Why Do We Put Stamps on the Upper-Right Corner?
By Jake Rossen
Since it costs only 47 cents to shuttle a letter across the country, you’d think we’d be happy to follow a couple of simple rules without asking a lot of questions. It seems reasonable enough that the United States Postal Service requests we place postage stamps on the upper-right corner of envelopes and other materials. Still, we wonder: Why not the lower right? Or upside-down? Who decided on the upper right?
“When postage stamps were first issued in this county in 1847, there appears to have been a great deal of confusion over how to use them and possibly also where to place them, at least for a time,” Daniel Piazza, Chief Curator of Philately at the Smithsonian National Postal Museum, tells mental_floss. “Placement was less important in the days when all stamps were hand-cancelled individually by postal clerks.
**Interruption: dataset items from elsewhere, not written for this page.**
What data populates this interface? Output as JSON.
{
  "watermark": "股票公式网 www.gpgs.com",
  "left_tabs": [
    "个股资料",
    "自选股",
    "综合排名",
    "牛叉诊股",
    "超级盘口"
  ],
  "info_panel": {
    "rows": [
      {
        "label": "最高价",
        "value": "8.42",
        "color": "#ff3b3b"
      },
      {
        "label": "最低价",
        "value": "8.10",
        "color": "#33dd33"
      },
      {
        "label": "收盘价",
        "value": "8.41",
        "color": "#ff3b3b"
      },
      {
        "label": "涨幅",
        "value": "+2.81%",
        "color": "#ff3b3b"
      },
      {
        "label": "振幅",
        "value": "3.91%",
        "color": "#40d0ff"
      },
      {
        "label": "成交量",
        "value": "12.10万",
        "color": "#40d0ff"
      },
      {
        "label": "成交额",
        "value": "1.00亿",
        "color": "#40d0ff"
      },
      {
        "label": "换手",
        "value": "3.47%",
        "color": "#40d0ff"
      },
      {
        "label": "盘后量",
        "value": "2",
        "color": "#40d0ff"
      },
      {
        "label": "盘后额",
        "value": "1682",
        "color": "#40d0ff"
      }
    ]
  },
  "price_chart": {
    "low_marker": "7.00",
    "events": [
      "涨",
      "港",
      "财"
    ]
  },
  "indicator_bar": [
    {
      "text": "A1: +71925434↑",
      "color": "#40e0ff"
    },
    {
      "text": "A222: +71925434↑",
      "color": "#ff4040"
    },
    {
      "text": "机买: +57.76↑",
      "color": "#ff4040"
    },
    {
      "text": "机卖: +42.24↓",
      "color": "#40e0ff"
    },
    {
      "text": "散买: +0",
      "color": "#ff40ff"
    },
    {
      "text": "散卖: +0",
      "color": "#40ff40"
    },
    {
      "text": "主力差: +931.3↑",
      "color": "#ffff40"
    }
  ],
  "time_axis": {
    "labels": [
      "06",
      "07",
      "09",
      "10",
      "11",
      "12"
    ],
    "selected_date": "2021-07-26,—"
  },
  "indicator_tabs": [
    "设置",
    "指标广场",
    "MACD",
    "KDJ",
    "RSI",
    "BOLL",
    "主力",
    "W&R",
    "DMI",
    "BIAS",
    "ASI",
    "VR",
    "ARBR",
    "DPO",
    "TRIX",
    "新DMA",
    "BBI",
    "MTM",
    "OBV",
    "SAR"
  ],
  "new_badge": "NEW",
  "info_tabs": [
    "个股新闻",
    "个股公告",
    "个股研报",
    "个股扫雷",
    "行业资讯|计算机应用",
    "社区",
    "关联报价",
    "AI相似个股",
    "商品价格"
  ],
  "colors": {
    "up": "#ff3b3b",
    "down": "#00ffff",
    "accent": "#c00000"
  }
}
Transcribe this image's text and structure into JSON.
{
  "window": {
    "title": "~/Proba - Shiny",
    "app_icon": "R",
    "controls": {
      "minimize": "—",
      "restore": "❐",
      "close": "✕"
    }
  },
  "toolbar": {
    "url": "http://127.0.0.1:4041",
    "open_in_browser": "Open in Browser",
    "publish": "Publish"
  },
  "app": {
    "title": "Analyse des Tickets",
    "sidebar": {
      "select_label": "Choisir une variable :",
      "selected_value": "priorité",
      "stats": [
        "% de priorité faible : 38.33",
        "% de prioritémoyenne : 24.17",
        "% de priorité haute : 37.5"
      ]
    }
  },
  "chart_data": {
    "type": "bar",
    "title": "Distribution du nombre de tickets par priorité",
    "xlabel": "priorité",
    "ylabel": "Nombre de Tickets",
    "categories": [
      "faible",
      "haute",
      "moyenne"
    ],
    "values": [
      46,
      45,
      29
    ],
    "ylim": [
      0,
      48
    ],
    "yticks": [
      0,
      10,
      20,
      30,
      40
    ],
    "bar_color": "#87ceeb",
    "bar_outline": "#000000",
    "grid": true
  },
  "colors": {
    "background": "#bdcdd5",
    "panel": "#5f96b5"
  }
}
With the introduction of high-speed cancelling machines starting in about the 1890s, the placement of stamps in the upper-right corner became more important to be as efficient as possible.” It's believed that placement coincided with the dominant hand—the right—of most mail handlers.
Now that mechanization has given ground to optical scanning at mail distribution centers, you can rebel against stamp placement if the urge strikes. According to Sue Brennan, a senior public relations representative with the USPS, automatic mail-sorters look for stamps so they can apply a postmark. If the stamp isn’t in the upper-right corner, it may get diverted to a pair of human eyes to look for postage elsewhere on the envelope. “Your letter wouldn't be thrown out if you didn't follow the guidelines,” she says, “but using them could speed up the processing and subsequent delivery.”
Getting creative with the stamp’s orientation doesn’t really matter, either. At least, not to postal workers. During the Victorian era, young lovers who feared their mail being intercepted by disapproving parents developed a code that hid covert messages according to postage placement. An upside-down stamp might mean the sender loves the recipient, while a sideways stamp could have indicated they were being relegated to the friend zone. Variations of the system are still being used today by loved ones writing to prison inmates, who are also subject to mail review. While letter carriers might sigh if they see an upside-down stamp, your pen pal may grow downright wistful.